I have a forensics question that asks when a body will reach room temperature if left undisturbed. I am told room temperature is 20 degrees and I am working with Newton's Law of Cooling.
I have an equation:
$$y(t) = 11e^{-0.00265t} + 20$$
This tells me the temperature of the body at time $t$. I want to find the time when the body will reach room temperature.
Just for sake of example, say I want to find the time when the temperature is $25$:
$$\begin{align} 25 &= 11e^{-0.00265t} + 20 \\ (25-20) &= 11e^{-0.00265t} \\ 5 &= 11e^{-0.00265t} \\ \frac{5}{11} &= e^{-0.00265t} \\ \ln{\frac{5}{11}} &= \ln{e^{-0.00265t}} \\ \ln{\frac{5}{11}} &= -0.00265t \\ \frac{\ln{\frac{5}{11}}}{-0.00265} &= t \\ 297.531 &\approx t \end{align}$$
Thus the body will reach $25$ degrees at time $t = 297.531$. This is fine and dandy but when I want to find $t$ when the temperature is $20$, I run into an issue:
$$\begin{align} 20 &= 11e^{-0.00265t}+20 \\ (20-20) &= 11e^{-0.00265t} \\ 0 &= 11e^{-0.00265t} \\ \frac{0}{11} &= e^{-0.00265t} \\ 0 &= e^{-0.00265t} \\ \ln{0} &= \ln{e^{-0.00265t}} \\ \text{Undefined} &= -0.00265t \end{align}$$
Since $\ln{x}$ is only defined in $\mathbb{R}$ for $x \gt 0$.
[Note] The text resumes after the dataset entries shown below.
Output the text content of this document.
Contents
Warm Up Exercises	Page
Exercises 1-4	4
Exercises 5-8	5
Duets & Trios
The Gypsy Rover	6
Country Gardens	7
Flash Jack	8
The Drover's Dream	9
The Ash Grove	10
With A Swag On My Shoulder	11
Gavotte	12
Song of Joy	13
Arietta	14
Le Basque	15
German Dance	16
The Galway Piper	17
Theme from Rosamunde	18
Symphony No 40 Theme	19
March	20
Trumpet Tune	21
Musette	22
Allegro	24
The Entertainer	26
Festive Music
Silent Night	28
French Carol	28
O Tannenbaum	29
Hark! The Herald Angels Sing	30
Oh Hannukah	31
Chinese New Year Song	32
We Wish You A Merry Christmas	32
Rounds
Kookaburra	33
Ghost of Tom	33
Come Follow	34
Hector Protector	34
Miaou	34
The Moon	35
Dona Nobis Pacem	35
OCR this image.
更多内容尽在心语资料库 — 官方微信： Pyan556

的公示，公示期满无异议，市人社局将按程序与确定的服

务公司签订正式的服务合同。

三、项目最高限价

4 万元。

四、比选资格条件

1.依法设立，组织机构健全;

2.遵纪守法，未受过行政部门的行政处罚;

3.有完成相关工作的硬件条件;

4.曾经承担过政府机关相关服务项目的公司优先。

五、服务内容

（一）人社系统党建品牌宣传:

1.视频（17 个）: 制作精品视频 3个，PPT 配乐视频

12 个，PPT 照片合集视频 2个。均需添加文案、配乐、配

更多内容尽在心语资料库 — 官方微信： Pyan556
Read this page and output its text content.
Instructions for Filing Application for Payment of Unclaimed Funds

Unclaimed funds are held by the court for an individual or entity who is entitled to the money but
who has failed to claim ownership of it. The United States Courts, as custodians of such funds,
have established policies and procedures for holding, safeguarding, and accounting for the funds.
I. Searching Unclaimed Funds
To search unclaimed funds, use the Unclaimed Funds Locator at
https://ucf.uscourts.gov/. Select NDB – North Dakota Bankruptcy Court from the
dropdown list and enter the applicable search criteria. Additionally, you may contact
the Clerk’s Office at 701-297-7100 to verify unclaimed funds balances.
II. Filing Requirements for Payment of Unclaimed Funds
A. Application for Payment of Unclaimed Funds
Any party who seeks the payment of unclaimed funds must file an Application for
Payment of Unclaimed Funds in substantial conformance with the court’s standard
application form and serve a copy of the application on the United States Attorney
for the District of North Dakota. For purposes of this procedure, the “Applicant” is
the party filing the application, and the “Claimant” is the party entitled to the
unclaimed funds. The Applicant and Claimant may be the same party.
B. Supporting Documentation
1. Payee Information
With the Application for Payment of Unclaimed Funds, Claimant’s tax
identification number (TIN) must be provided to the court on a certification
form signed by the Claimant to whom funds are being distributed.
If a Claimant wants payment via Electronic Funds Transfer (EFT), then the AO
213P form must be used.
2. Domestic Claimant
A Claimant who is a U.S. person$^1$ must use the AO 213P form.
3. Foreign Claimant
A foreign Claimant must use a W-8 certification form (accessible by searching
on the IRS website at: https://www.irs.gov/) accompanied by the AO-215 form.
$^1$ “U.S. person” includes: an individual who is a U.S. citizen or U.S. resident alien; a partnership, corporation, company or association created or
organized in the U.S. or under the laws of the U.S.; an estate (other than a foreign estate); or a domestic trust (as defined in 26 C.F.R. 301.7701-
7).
My equation $y = 11e^{-0.00265x} + 20$ has a horizontal asymptote at $y = 20$. Is this a trick question or there is a solution that can be found using limits? I am familiar with limits with respect to $x$, but not $y$. I need something like $\lim_{y\to20} y = 11e^{-0.00265x}+20$ which doesn't really make sense to me.
The temperature is never $20$. The exponential function is positive for all inputs, as is $11$, so $11\mathrm{e}^{-0.00265t}+20 > 20$ for all $t$. In the limit of infinitely large time, the temperature approaches $20$, getting as close as one likes to $20$ after a sufficiently long time.